While all politics are, well, political and most conversation between various entities clinging to one ideological party or another amounts to nothing more than bickering between middle school kids trying to prove who's cooler, a situation has arisen over at the BlogAds Liberal Advertising Network that's causing a bit of bitchy buzz. Rogers Cadenhead reports he's been kicked out of the network, along with Retort, Raw Story and Smirking Chimp, by network organizers Markos Moulitsas of Daily Kos and Chris Bowers and Jerome Armstrong of MyDD which I always thought was a blog about bra size but, surprise, actually focuses on politics.
IBM has encouraged its employees to blog about the company and has provided blogging tools to its employees. Over 2,200 employees are currently blogging which the company sees as a powerful marketing opportunity akin to testimonial advertising and Lee Iacocca's "speak to the people" ads in the eighties. Bits and bytes. Woo hoo.

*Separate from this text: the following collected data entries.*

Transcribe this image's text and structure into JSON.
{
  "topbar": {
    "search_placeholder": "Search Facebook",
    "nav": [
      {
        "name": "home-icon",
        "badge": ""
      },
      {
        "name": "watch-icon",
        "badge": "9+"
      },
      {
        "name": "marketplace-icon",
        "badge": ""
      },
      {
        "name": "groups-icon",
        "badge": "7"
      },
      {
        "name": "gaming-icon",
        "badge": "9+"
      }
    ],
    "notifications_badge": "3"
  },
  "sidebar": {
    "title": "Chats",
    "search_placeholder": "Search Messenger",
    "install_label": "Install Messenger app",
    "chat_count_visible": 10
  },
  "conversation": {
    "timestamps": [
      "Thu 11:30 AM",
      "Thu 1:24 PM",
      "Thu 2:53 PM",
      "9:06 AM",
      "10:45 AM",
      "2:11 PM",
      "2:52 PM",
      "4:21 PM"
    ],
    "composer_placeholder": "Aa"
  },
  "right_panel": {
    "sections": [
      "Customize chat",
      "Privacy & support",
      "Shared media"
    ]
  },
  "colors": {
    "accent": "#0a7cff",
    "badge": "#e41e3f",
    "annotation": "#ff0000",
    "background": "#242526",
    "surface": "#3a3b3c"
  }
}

The panel entitled "Measuring Your Brand Buzz in Consumer Generated Media" moderated by Organic CEO Mark Kingdon along with panelists Jonathon Carson, president and CEO of Buzzmetrics, Pete Blackshaw, CMO of Intelliseek, Dave Balter, President of BuzzAgent and Andrew Bernstein, CEO of Cymfony, focused on how consumer generated media has become an important source of brand information for marketers and how it can me measured to benefit marketing direction.
A key recommendation from all panelists was to relinquish control. Consumer generated media can not be controlled. However, it can be listened to and joined in a way that provides marketers rich detail about brand perception and a channel through which to directly communicate with consumers. Blackshaw referred to some the the negative consumer commentary as "nastygrams" and Kingdon noted that this sort of consumer backlash has been around forever but, today, it's all happening much faster and has become harder to manage in advance.
Joe Jaffe comments that this week's Ad Age poll, which is a follow on to a study they did about blog readership at work, which asks whether employers should allow staff to read blogs at work is self-serving. I agree and commented that the whole distinction between blogs and mainstream media is overblown, "Exactly, Joe. What's the difference between reading a blog on a topic for a specific industry versus a 'regular' website for a specific industry? It makes no sense. If blogs are doing a good job of providing industry specific info, then they should be read. If mainstream media site are doing the same, then they should be read as well. If people like to read Page Six, then it should be OK to read Gawker too. There's far too much distinction being made here. Granted, there are huge differences between MSM and blogs but, in the end, they are both providing content. It should be up to the reader to decide whether MSM or blogs are doing a better job providing relevant info."
Oh and if this doen't wreak of self-promo:
"Thank you for your interest in AdAge.com's poll. The poll about blog reading at work is now closed. Watch for the results in next week's print edition of Advertising Age." WTF? The results of an online poll reported in the print edition? A week later? You must be joking. Scott, what are you guys smoking over there? Oh, we get it. You need more print subscribers. Now it all makes sense.
To promote its UK website, podcast and blog, Playboy has launched a a viral which, while containing no nudity, might raise your blood pressure a bit if you use your imagination.